Background: Lymphadenopathy (LY) is a common clinical sign (local or systemic) of infections in children; however, it can be an important sign of malignant disease. The definition and approach to NRTLY is problematic and debatable. Referral for biopsy is generally necessary in situations of progressive LY or if no signs of regression are present over a period of 4 weeks. Objectives: To characterize the etiologic, diagnostic, microbiological, clinical and therapeutic aspects of NRTLY requiring a diagnostic biopsy in children aged 0-18 years.
Patients and Methods: NRTLY was defined as LY not improving after a 4 weeks-conservative treatment period. The medical records and hematology, chemistry, microbiology and pathology laboratories and operating room files of all children diagnosed with NRTLY were reviewed. Patients were classified by etiology and divided into 4 main groups: LY from infections etiology, LY due to benign tumors, LY due to malignant tumors and LY with no definitive histological diagnosis.

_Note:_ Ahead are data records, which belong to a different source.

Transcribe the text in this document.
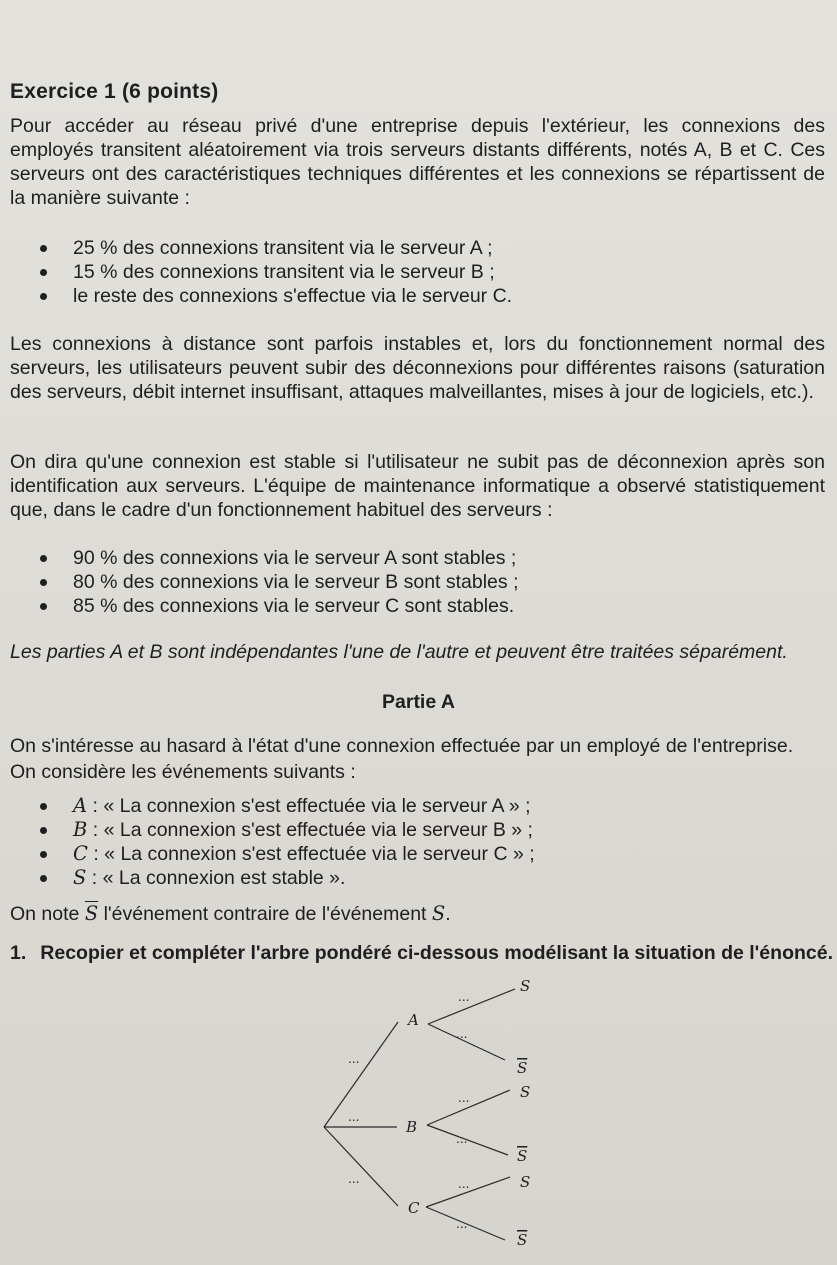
Exercice 1 (6 points)

Pour accéder au réseau privé d'une entreprise depuis l'extérieur, les connexions des employés transitent aléatoirement via trois serveurs distants différents, notés A, B et C. Ces serveurs ont des caractéristiques techniques différentes et les connexions se répartissent de la manière suivante :

25 % des connexions transitent via le serveur A ;
15 % des connexions transitent via le serveur B ;
le reste des connexions s'effectue via le serveur C.

Les connexions à distance sont parfois instables et, lors du fonctionnement normal des serveurs, les utilisateurs peuvent subir des déconnexions pour différentes raisons (saturation des serveurs, débit internet insuffisant, attaques malveillantes, mises à jour de logiciels, etc.).

On dira qu'une connexion est stable si l'utilisateur ne subit pas de déconnexion après son identification aux serveurs. L'équipe de maintenance informatique a observé statistiquement que, dans le cadre d'un fonctionnement habituel des serveurs :

90 % des connexions via le serveur A sont stables ;
80 % des connexions via le serveur B sont stables ;
85 % des connexions via le serveur C sont stables.

Les parties A et B sont indépendantes l'une de l'autre et peuvent être traitées séparément.

Partie A

On s'intéresse au hasard à l'état d'une connexion effectuée par un employé de l'entreprise.

On considère les événements suivants :

A : « La connexion s'est effectuée via le serveur A » ;
B : « La connexion s'est effectuée via le serveur B » ;
C : « La connexion s'est effectuée via le serveur C » ;
S : « La connexion est stable ».

On note $\overline{S}$ l'événement contraire de l'événement S.

1. Recopier et compléter l'arbre pondéré ci-dessous modélisant la situation de l'énoncé.
A
B
C
S
S
S
S
S
S
...
...
...
...
...
...
...
...
...
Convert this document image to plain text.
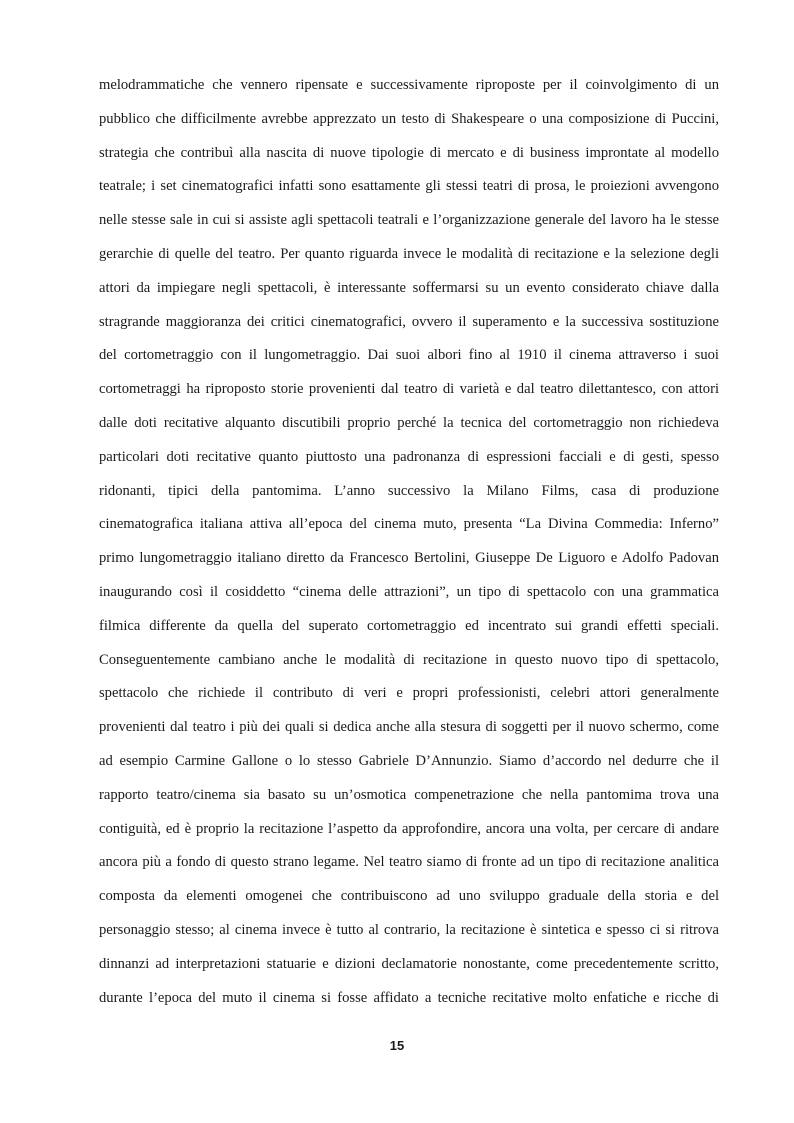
melodrammatiche che vennero ripensate e successivamente riproposte per il coinvolgimento di un
pubblico che difficilmente avrebbe apprezzato un testo di Shakespeare o una composizione di Puccini,
strategia che contribuì alla nascita di nuove tipologie di mercato e di business improntate al modello
teatrale; i set cinematografici infatti sono esattamente gli stessi teatri di prosa, le proiezioni avvengono
nelle stesse sale in cui si assiste agli spettacoli teatrali e l’organizzazione generale del lavoro ha le stesse
gerarchie di quelle del teatro. Per quanto riguarda invece le modalità di recitazione e la selezione degli
attori da impiegare negli spettacoli, è interessante soffermarsi su un evento considerato chiave dalla
stragrande maggioranza dei critici cinematografici, ovvero il superamento e la successiva sostituzione
del cortometraggio con il lungometraggio. Dai suoi albori fino al 1910 il cinema attraverso i suoi
cortometraggi ha riproposto storie provenienti dal teatro di varietà e dal teatro dilettantesco, con attori
dalle doti recitative alquanto discutibili proprio perché la tecnica del cortometraggio non richiedeva
particolari doti recitative quanto piuttosto una padronanza di espressioni facciali e di gesti, spesso
ridonanti, tipici della pantomima. L’anno successivo la Milano Films, casa di produzione
cinematografica italiana attiva all’epoca del cinema muto, presenta “La Divina Commedia: Inferno”
primo lungometraggio italiano diretto da Francesco Bertolini, Giuseppe De Liguoro e Adolfo Padovan
inaugurando così il cosiddetto “cinema delle attrazioni”, un tipo di spettacolo con una grammatica
filmica differente da quella del superato cortometraggio ed incentrato sui grandi effetti speciali.
Conseguentemente cambiano anche le modalità di recitazione in questo nuovo tipo di spettacolo,
spettacolo che richiede il contributo di veri e propri professionisti, celebri attori generalmente
provenienti dal teatro i più dei quali si dedica anche alla stesura di soggetti per il nuovo schermo, come
ad esempio Carmine Gallone o lo stesso Gabriele D’Annunzio. Siamo d’accordo nel dedurre che il
rapporto teatro/cinema sia basato su un’osmotica compenetrazione che nella pantomima trova una
contiguità, ed è proprio la recitazione l’aspetto da approfondire, ancora una volta, per cercare di andare
ancora più a fondo di questo strano legame. Nel teatro siamo di fronte ad un tipo di recitazione analitica
composta da elementi omogenei che contribuiscono ad uno sviluppo graduale della storia e del
personaggio stesso; al cinema invece è tutto al contrario, la recitazione è sintetica e spesso ci si ritrova
dinnanzi ad interpretazioni statuarie e dizioni declamatorie nonostante, come precedentemente scritto,
durante l’epoca del muto il cinema si fosse affidato a tecniche recitative molto enfatiche e ricche di
15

Results: A total of 143 infants and children with NRTLY were studied. Most of the children were male (65%); there were 47.6% Jewish and 52.4% Bedouin children. There were 4.8%, 37.8%, 20.3% and 37.1% patients aged <1 year, 1-5 years, 5-10 years and >10 years of age, respectively). Most cases (60.8%) had an infectious disease; a specific microbiological diagnosis was made in 14 patients. There were 5 cases of non tuberculous mycobacteria, 2 Staphylococcus spp. (1 methicillin susceptible, 1 MRSA), 1 of Mycobacterium tuberculosis, 1 of Acinetobacter spp., 2 of Toxoplasma gondii, 2 of EBV and 1ofCMV. In cases without identification of a specific pathogen, the biopsy finding in the biopsies were described as “non-specific inflammation”. Malignancies (Hodgkin and non-Hodgkin lymphomas and leukemias) were found in 14.0%, 2.8% and 6.3% cases, respectively. The number of cases with infectious etiology was higher than of cases with malignancies (87/143, 60.8% vs. 33/143, 23.1%, P<0.001). Children with malignancies suffered more from weakness, cough, sweats and weight loss compared with children with infections (P<0.01 for all comparisons). Most NRTLY were localized in the cervical region (114, 79.9%).
Conclusions: 1) Most cases of NRTLY occurred as a result of an infectious etiology; 2) A definitive diagnosis was established in only a minority of the patients with infectious etiology; 3) Malignancies were diagnosed in 23.1% patients with Hodgkin lymphoma emerging as the primary malignant disease; 4) Children with malignancies suffered more from specific clinical signs and symptoms compared with children with infection-related NRTLY.